1 whole roasted chicken, cooled and carved into pieces
1 head butterhead lettuce such as Bibb or Boston, trimmed and separated into leaves
1 c. shelled fresh peas (from 1 lb. in pods)
1/4 c. olive oil
2 1/2 T. lemon juice
1 garlic clove, minced
1 T. minced shallot
1 T. Dijon mustard
1/2 t. sea salt
1/4 c. chopped fresh mint leaves, plus 1/2 c. for salad

Cook peas in boiling water until just tender, 2-3 min.  Drain, and submerge in ice water to stop the cooking and retain color.

Whisk together olive oil, lemon juice, garlic, shallot, mustard, salt and 1/4 c. chopped mint in a small bowl. 

Arrange lettuce, whole mint leaves and peas on a large serving platter or individual plates.  Toss chicken pieces in dressing and arrange on top of salad.  Pour remaining dressing over salad.

Serves 4-5

Strawberry-Rhubarb Slab Pie

This was fabulous!!

I almost went to the grocery store to buy frozen raspberries for this recipe (the original recipe calls for raspberries), but at the last minute I realized, "What are you thinking??!!  You have an abundance of strawberries in the garden, so why not substitute them?!"   My commitment to eating what I can grow saved the day!  I wasn't sure how the strawberries would work as a substitute, but they worked wonderfully.  I loved the combination of the strawberries and rhubarb with buttery crust.  The glazed topping added the perfect touch.

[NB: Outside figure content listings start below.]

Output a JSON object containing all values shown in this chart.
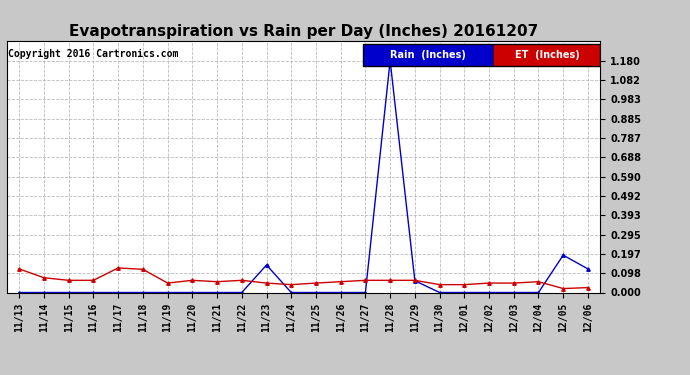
{
  "title": "Evapotranspiration vs Rain per Day (Inches) 20161207",
  "copyright": "Copyright 2016 Cartronics.com",
  "x_labels": [
    "11/13",
    "11/14",
    "11/15",
    "11/16",
    "11/17",
    "11/18",
    "11/19",
    "11/20",
    "11/21",
    "11/22",
    "11/23",
    "11/24",
    "11/25",
    "11/26",
    "11/27",
    "11/28",
    "11/29",
    "11/30",
    "12/01",
    "12/02",
    "12/03",
    "12/04",
    "12/05",
    "12/06"
  ],
  "rain_values": [
    0.0,
    0.0,
    0.0,
    0.0,
    0.0,
    0.0,
    0.0,
    0.0,
    0.0,
    0.0,
    0.14,
    0.0,
    0.0,
    0.0,
    0.0,
    1.18,
    0.06,
    0.0,
    0.0,
    0.0,
    0.0,
    0.0,
    0.19,
    0.12
  ],
  "et_values": [
    0.12,
    0.075,
    0.062,
    0.062,
    0.125,
    0.118,
    0.048,
    0.062,
    0.055,
    0.062,
    0.048,
    0.04,
    0.048,
    0.055,
    0.062,
    0.062,
    0.062,
    0.04,
    0.04,
    0.048,
    0.048,
    0.055,
    0.02,
    0.025
  ],
  "rain_color": "#0000cc",
  "et_color": "#cc0000",
  "ylim": [
    0.0,
    1.279
  ],
  "yticks": [
    0.0,
    0.098,
    0.197,
    0.295,
    0.393,
    0.492,
    0.59,
    0.688,
    0.787,
    0.885,
    0.983,
    1.082,
    1.18
  ],
  "bg_color": "#ffffff",
  "plot_bg_color": "#ffffff",
  "outer_bg_color": "#c8c8c8",
  "grid_color": "#aaaaaa",
  "legend_rain_label": "Rain  (Inches)",
  "legend_et_label": "ET  (Inches)",
  "title_fontsize": 11,
  "copyright_fontsize": 7,
  "tick_fontsize": 7,
  "ytick_fontsize": 7,
  "marker": "^",
  "marker_size": 2.5,
  "linewidth": 1.0
}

This was the first I had used butter in a pastry crust (had always used shortening before, but am determined to use butter or lard from now on).  I still need to perfect my pastry skills when it comes to working with butter, but I was able to get the dough rolled out into a large sheet, so I was pleased!  I can't wait to make this again when raspberries are in season.  And, I just bought a rhubarb plant, so next year when I make it, I'll be able to use rhubarb from my garden!

3 1/4 c. all-purpose flour
1 t. salt
1 c. butter
3/4 c. plus 1-2 T. milk
1 egg yolk
2 c. sugar
1/3 c. cornstarch
5 c. fresh or frozen unsweetened raspberries, thawed and drained
3 c. sliced fresh or frozen rhubarb, thawed and drained*

Vanilla Icing:
1 1/4 c. confectioners' sugar
1/2 t. vanilla extract
5-6 t. milk

In a large bowl, combine flour and salt; cut in butter until crumbly.  Whisk 3/4 c. milk and egg yolk; gradually add to flour mixture, tossing with a fork until dough forms a ball.  Add additional milk, 1T. at a time, if necessary.

Divide dough in half so that one portion is slightly larger than the other; wrap each in plastic wrap.  Refrigerate for 1 hour or until easy to handle.

Roll out larger portion of dough between two large sheets of lightly-floured waxed paper into an 18x13" rectangle.  Transfer to an ungreased 15x10x1" baking pan.  Press onto the bottom and up the sides of pan; trim pastry to 1/2" above edges of pan.

In a large bowl, combine sugar and cornstarch.  Add raspberries and rhubarb; toss together to coat.  Spoon into pastry.

Roll out remaining dough; place over filling.  Fold bottom pastry over edge of top pastry; seal with a fork.  Prick top with a fork.

Bake at 375 degrees for 45-55 min. or until golden brown.  Cool completely on a wire rack.

For icing, combine confectioners' sugar, vanilla, and enough milk to achieve a drizzling consistency; drizzle over pie.  Cut pie into squares.

*Note:  If using frozen rhubarb, measure rhubarb while still frozen, then thaw completely.  Drain in a colander, but do not press liquid out.